Ebenso wie das Landgericht vermag der Senat eine Ausnahme von diesem Grundsatz im Ergebnis nicht zu erkennen. Soweit versucht wird, aus der Systematik des historisch auf Parteibetrieb zugeschnittenen Zwangsvollstreckungsrechts anderes abzuleiten (vgl. Hornung DGVZ 2007, 58,60; so letztlich auch die Schreiben des Justizministeriums vom 28.05.2003, 02.08.2007 und 29.08.2014), kann dem nicht gefolgt werden.

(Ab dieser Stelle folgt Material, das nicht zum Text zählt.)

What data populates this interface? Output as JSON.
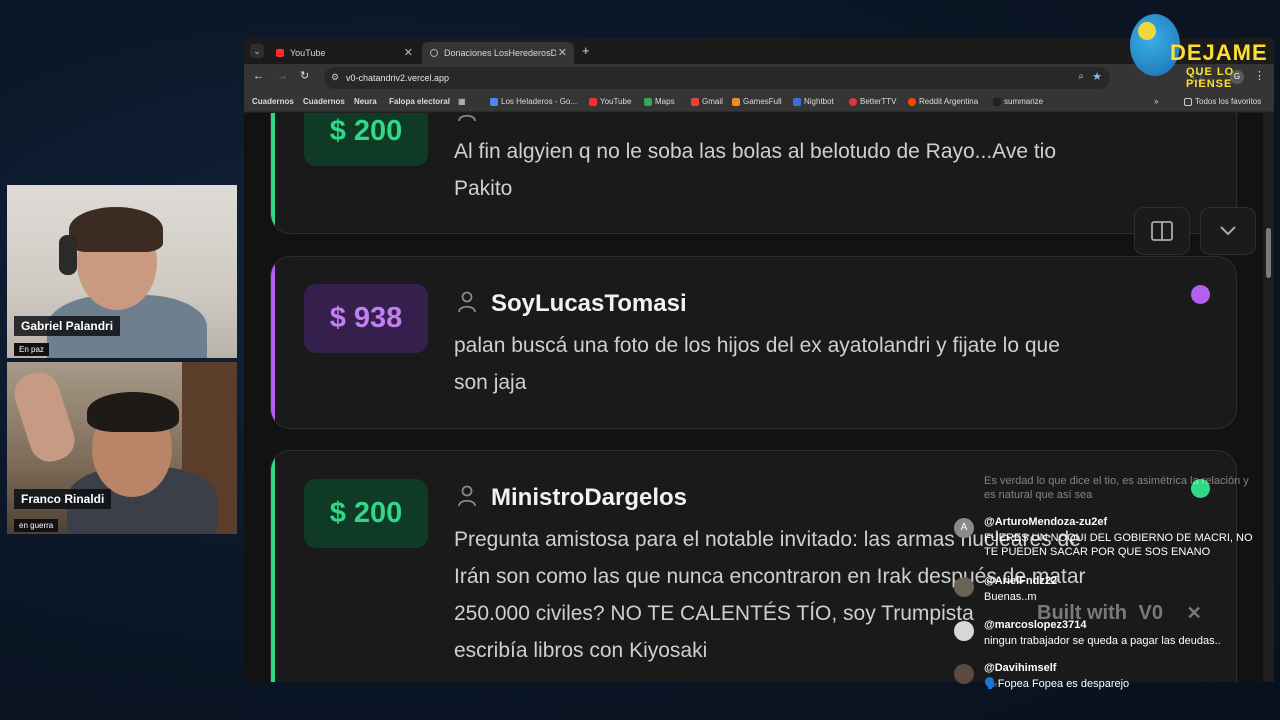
{
  "webcams": [
    {
      "name": "Gabriel Palandri",
      "status": "En paz"
    },
    {
      "name": "Franco Rinaldi",
      "status": "en guerra"
    }
  ],
  "logo": {
    "line1": "DEJAME",
    "line2": "QUE LO PIENSE"
  },
  "browser": {
    "tabs": [
      {
        "label": "YouTube",
        "icon": "youtube-icon"
      },
      {
        "label": "Donaciones LosHerederosDeAl",
        "icon": "globe-icon"
      }
    ],
    "url": "v0-chatandriv2.vercel.app",
    "bookmarks": [
      {
        "label": "Cuadernos",
        "bold": true
      },
      {
        "label": "Cuadernos",
        "bold": true
      },
      {
        "label": "Neura",
        "bold": true
      },
      {
        "label": "Falopa electoral",
        "bold": true
      },
      {
        "label": "Los Heladeros - Go..."
      },
      {
        "label": "YouTube"
      },
      {
        "label": "Maps"
      },
      {
        "label": "Gmail"
      },
      {
        "label": "GamesFull"
      },
      {
        "label": "Nightbot"
      },
      {
        "label": "BetterTTV"
      },
      {
        "label": "Reddit Argentina"
      },
      {
        "label": "summarize"
      },
      {
        "label": "Todos los favoritos"
      }
    ]
  },
  "donations": [
    {
      "amount": "$ 200",
      "user": "",
      "message_lines": [
        "Al fin algyien q no le soba las bolas al belotudo de Rayo...Ave tio",
        "Pakito"
      ],
      "color": "#2fd985"
    },
    {
      "amount": "$ 938",
      "user": "SoyLucasTomasi",
      "message_lines": [
        "palan buscá una foto de los hijos del ex ayatolandri y fijate lo que",
        "son jaja"
      ],
      "color": "#b35ff0"
    },
    {
      "amount": "$ 200",
      "user": "MinistroDargelos",
      "message_lines": [
        "Pregunta amistosa para el notable invitado: las armas nucleares de",
        "Irán son como las que nunca encontraron en Irak después de matar",
        "250.000 civiles? NO TE CALENTÉS TÍO, soy Trumpista",
        "escribía libros con Kiyosaki"
      ],
      "color": "#2fd985"
    }
  ],
  "built_with": "Built with",
  "chat": [
    {
      "user": "",
      "text": "Es verdad lo que dice el tio, es asimétrica la relación y es natural que así sea"
    },
    {
      "user": "@ArturoMendoza-zu2ef",
      "text": "FUERES UN NOQUI DEL GOBIERNO DE MACRI, NO TE PUEDEN SACAR POR QUE SOS ENANO"
    },
    {
      "user": "@ArielFndz22",
      "text": "Buenas..m"
    },
    {
      "user": "@marcoslopez3714",
      "text": "ningun trabajador se queda a pagar las deudas.."
    },
    {
      "user": "@Davihimself",
      "text": "🗣️Fopea Fopea es desparejo"
    }
  ]
}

Spätestens mit Inkrafttreten des Zustellreformgesetzes zum 01.07.2002 und der damit verbundenen Umkehrung des Regel-Ausnahmeverhältnisses zwischen parteibetriebener und amtswegiger Zustellung hätte es einer deutlicheren, anderweitigen Klarstellung bedurft, wenn auch weiterhin entgegen der neuen Grundregel von der Annahme einer Zustellung im Parteibetrieb bezüglich der Übergabe eines Haftbefehls ausgegangen hätte werden sollen.

Gegen eine solche Annahme spricht auch Abs. 2 der Vorbemerkung zu Nr. 100-102 des Kostenverzeichnisses des GVKostG. Gerade wenn dort einzelne Fälle der Zustellung aus Anlass der Zwangsvollstreckung Gebührentatbestände auslösen, liegt es nahe, daraus im Umkehrschluss zu schließen, dass anderweitige - prima facie gemäß § 166 Abs. 2 ZPO amtswegige - Zustellungen gebührenfrei bleiben sollen.

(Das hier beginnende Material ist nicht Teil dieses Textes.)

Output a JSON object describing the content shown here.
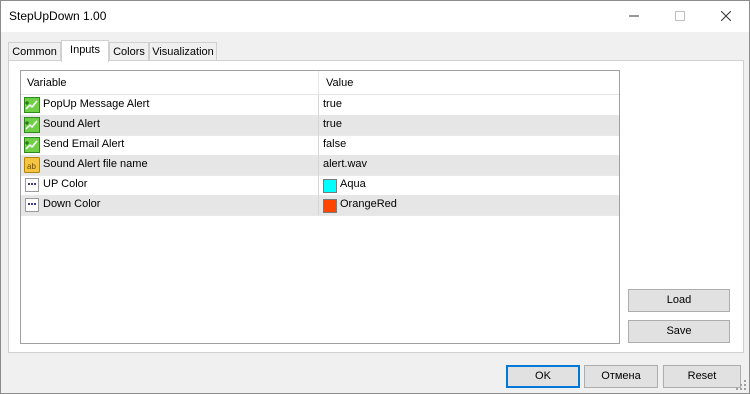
{
  "window": {
    "title": "StepUpDown 1.00"
  },
  "title_buttons": {
    "minimize": "—",
    "maximize": "☐",
    "close": "✕"
  },
  "tabs": [
    {
      "label": "Common"
    },
    {
      "label": "Inputs"
    },
    {
      "label": "Colors"
    },
    {
      "label": "Visualization"
    }
  ],
  "active_tab": "Inputs",
  "grid": {
    "headers": {
      "variable": "Variable",
      "value": "Value"
    },
    "rows": [
      {
        "name": "PopUp Message Alert",
        "value": "true",
        "icon": "bool-icon"
      },
      {
        "name": "Sound Alert",
        "value": "true",
        "icon": "bool-icon"
      },
      {
        "name": "Send Email Alert",
        "value": "false",
        "icon": "bool-icon"
      },
      {
        "name": "Sound Alert file name",
        "value": "alert.wav",
        "icon": "string-icon"
      },
      {
        "name": "UP Color",
        "value": "Aqua",
        "icon": "color-icon",
        "swatch": "#00ffff"
      },
      {
        "name": "Down Color",
        "value": "OrangeRed",
        "icon": "color-icon",
        "swatch": "#ff4500"
      }
    ]
  },
  "buttons": {
    "load": "Load",
    "save": "Save",
    "ok": "OK",
    "cancel": "Отмена",
    "reset": "Reset"
  },
  "colors": {
    "aqua": "#00ffff",
    "orangered": "#ff4500",
    "accent": "#0078d7"
  }
}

Auch aus dem Umstand, dass die vorliegende Zustellung vom Gerichtsvollzieher und nicht - wie sonst typischerweise üblich - von der Geschäftsstelle veranlasst wird, vermag der Senat nicht auf eine parteibetriebene Zustellung zu schließen (so jedoch Schröder-Kay/Winter, Das Kostenwesen der Gerichtsvollzieher, 13. Aufl., Kapitel II, Rn. 17, 31f).

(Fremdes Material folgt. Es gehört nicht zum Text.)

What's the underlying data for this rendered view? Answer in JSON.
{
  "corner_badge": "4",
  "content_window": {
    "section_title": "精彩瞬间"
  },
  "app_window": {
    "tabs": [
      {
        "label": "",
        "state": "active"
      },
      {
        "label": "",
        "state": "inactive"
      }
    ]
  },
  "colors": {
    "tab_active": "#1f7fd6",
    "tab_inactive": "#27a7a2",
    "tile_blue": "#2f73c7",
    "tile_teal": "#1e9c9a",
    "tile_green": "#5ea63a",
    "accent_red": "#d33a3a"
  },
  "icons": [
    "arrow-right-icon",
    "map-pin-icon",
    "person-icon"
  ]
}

Daher ist bereits nach heutiger Rechtslage von einem amtswegigen Tätigwerden auszugehen (so auch LG Tübingen, Beschluss vom 17. 02.2016 - 5 T 23/16 in juris). Der Gesetzgeber beabsichtigt, dies durch eine entsprechende Einfügung der Worte „von Amts wegen“ in § 802 g Abs. 2 S. 2 ZPO klarzustellen (Entwurf eines Gesetzes zur Durchführung der Verordnung (EU) Nr. 635/2014 sowie zur Änderung sonstiger zivilprozessualer Vorschriften (EuKoPfV ODG) - BT-Drs 18/7560 bzw. BR-Drs 633/15). Ein Gebührenansatz für die hier nicht erledigte Übergabe erfolgt daher nicht.III.

Die Kostenentscheidung im Verfahren der weiteren Beschwerde folgt aus §§ 5 Abs. 2 S. 2 GvKostG, 66 Abs. 8 GKG.